Acreditando na capacidade de construir o meu primeiro ultraleve e
inspirado em um modelo norte-americano, o Laser, saiu da prancheta para as
pistas um ultraleve biplace equipado com dois motores de motoserra e que
posteriormente foi transformado em quadrimotor.
Para viabilizar uma produção em escala, seria necessária a alocação de um valor expressivo de capital, o que não dispúnhamos naquela época. A solução mais viável foi buscar investimentos. O Grupo Constrular, formado por empresas tradicionais que atuavam no mercado da construção civil em Uberlândia, adquiriu os direitos de fabricação do ELU, que após sofrer pequenas modificações para atender às exigências da legislação que regia a construção das aeronaves UTL (Ultraleves), conseguiu o licenciamento e a autorização para a montagem da sua fábrica, a ASA INDÚSTRIA AERONÁUTICA LTDA. O ELU passou a se chamar AC-101 Astro, e foram produzidas mais de 120 unidades deste aparelho no período de 86 a 88. O Astro situou-se entre um dos Ultraleves mais respeitados do Brasil.
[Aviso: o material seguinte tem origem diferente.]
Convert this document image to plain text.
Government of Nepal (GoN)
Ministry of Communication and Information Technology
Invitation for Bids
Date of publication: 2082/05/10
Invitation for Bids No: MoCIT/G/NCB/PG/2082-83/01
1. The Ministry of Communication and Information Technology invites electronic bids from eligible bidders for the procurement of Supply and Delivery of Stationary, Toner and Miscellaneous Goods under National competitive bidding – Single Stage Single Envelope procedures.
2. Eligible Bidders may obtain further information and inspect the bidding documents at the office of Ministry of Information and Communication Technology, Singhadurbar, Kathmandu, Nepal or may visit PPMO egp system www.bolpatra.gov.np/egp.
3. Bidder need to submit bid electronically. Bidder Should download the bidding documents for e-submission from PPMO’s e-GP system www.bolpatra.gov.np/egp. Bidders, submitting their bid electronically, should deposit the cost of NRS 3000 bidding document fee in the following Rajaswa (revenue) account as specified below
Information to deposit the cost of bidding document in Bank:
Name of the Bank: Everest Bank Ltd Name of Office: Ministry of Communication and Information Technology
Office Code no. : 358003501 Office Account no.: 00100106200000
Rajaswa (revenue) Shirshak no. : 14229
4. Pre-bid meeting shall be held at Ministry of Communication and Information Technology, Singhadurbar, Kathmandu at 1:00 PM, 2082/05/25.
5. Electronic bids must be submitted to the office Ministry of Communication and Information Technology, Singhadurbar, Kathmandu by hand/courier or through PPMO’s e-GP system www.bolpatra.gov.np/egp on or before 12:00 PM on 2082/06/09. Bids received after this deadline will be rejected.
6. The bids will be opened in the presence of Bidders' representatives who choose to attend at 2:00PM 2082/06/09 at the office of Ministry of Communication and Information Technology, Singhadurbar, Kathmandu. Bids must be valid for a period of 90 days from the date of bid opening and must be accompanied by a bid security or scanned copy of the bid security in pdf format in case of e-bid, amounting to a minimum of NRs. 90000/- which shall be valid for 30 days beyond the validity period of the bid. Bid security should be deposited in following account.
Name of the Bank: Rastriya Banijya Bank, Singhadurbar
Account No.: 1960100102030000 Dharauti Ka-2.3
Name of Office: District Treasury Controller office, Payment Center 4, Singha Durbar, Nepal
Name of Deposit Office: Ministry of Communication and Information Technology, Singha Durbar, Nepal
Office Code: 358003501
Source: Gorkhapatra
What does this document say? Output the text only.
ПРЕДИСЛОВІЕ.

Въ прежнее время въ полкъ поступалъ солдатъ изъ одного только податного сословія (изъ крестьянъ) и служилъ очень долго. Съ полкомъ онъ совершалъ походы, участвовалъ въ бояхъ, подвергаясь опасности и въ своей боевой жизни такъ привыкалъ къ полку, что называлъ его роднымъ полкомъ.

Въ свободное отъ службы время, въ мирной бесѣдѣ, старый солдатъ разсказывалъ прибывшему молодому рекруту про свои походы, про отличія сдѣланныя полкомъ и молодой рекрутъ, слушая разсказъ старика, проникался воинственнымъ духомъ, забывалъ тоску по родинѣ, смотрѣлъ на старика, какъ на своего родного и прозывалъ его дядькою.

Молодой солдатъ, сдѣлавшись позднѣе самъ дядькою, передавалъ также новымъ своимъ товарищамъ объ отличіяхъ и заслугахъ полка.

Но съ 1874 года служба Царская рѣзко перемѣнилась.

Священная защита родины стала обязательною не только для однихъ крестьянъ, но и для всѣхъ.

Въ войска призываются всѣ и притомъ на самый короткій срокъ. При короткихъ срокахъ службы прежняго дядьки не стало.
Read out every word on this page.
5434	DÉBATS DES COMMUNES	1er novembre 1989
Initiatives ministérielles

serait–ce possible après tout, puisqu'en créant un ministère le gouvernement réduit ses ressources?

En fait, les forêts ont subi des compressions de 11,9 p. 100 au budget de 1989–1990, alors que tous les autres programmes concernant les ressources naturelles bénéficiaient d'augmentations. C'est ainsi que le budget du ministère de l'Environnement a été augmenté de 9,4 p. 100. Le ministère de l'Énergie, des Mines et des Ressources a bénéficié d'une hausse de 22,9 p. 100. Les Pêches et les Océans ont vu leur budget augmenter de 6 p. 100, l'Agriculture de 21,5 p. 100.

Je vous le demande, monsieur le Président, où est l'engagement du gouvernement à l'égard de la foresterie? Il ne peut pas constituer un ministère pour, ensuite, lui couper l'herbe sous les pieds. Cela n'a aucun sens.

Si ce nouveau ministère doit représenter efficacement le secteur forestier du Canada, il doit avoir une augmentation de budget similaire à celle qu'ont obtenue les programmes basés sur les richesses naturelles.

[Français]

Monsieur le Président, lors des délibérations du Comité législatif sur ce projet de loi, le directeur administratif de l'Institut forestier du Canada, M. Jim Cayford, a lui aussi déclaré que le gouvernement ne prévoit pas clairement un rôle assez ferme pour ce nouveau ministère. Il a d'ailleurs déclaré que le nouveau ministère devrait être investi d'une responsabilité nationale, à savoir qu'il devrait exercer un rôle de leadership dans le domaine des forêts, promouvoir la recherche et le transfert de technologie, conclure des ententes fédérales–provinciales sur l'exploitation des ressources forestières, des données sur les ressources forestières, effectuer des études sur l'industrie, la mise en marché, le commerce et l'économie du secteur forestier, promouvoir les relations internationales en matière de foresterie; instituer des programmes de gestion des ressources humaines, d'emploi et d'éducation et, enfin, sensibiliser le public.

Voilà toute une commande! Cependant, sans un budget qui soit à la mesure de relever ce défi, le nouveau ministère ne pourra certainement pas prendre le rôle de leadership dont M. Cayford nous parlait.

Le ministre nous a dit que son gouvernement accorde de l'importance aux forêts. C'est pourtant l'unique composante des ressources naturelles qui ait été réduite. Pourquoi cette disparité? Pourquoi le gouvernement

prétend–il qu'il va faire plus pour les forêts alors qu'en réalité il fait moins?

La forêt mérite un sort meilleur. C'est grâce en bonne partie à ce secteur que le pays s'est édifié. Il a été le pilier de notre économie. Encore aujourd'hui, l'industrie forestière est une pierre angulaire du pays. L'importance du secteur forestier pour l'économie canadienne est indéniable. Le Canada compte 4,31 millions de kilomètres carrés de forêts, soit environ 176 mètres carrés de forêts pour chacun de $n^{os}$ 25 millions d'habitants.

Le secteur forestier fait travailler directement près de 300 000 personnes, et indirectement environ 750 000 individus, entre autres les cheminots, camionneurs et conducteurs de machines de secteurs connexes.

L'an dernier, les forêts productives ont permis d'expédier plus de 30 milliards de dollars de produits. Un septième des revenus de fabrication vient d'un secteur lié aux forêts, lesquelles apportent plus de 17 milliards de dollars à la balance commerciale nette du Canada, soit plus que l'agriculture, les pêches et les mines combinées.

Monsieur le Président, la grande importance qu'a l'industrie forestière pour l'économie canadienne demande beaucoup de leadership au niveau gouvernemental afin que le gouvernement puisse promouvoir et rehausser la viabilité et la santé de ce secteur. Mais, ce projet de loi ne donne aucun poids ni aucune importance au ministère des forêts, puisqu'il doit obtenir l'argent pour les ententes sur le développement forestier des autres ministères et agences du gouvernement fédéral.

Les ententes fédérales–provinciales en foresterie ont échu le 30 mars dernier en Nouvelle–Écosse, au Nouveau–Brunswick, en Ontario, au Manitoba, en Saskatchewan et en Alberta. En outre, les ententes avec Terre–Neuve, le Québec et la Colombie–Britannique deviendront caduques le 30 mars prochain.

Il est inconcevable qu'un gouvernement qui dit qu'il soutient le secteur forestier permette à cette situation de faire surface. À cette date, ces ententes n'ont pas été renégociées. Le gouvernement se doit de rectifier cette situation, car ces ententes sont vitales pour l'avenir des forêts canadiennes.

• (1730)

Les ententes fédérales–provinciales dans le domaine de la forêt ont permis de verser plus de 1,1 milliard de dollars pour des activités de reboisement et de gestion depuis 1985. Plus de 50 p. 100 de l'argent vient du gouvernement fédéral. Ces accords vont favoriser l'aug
Também foram construídas seis unidades do Pober Pixie, um Ultraleve de projeto norte-americano.
Por força de contrato, os meus trabalhos na ASA terminaram com o início da produção em escala do Astro. A partir de 1988, comecei a desenvolver dois novos projetos: o Falcão AG-21 Agrícola e o Falcão AC-22 Treinador. Em 1992 decolaram os primeiros protótipos do Falcão AG-21 Agrícola e do Falcão AC-22 Treinador. As duas aeronaves foram duramente testadas num período de dois anos, época em que foram feitas todas as correções necessárias para o perfeito funcionamento de ambas. Estes protótipos, após serem devidamente licenciados na categoria experimental, foram vendidos e encontram-se em plena atividade (sem fins comerciais) até hoje. Em 1997 colocamos a terceira unidade do Falcão AG-21 Agrícola em operação. Estes aviões vêm demonstrando as suas qualidades em diferentes partes do país. O Projeto Falcão sempre foi acompanhado de perto e as horas voadas destes três aviões serviram para que se conseguisse o total aperfeiçoamento para os trabalhos na agricultura. Até o momento foram construídas sete unidades do Falcão AG-21 Agrícola.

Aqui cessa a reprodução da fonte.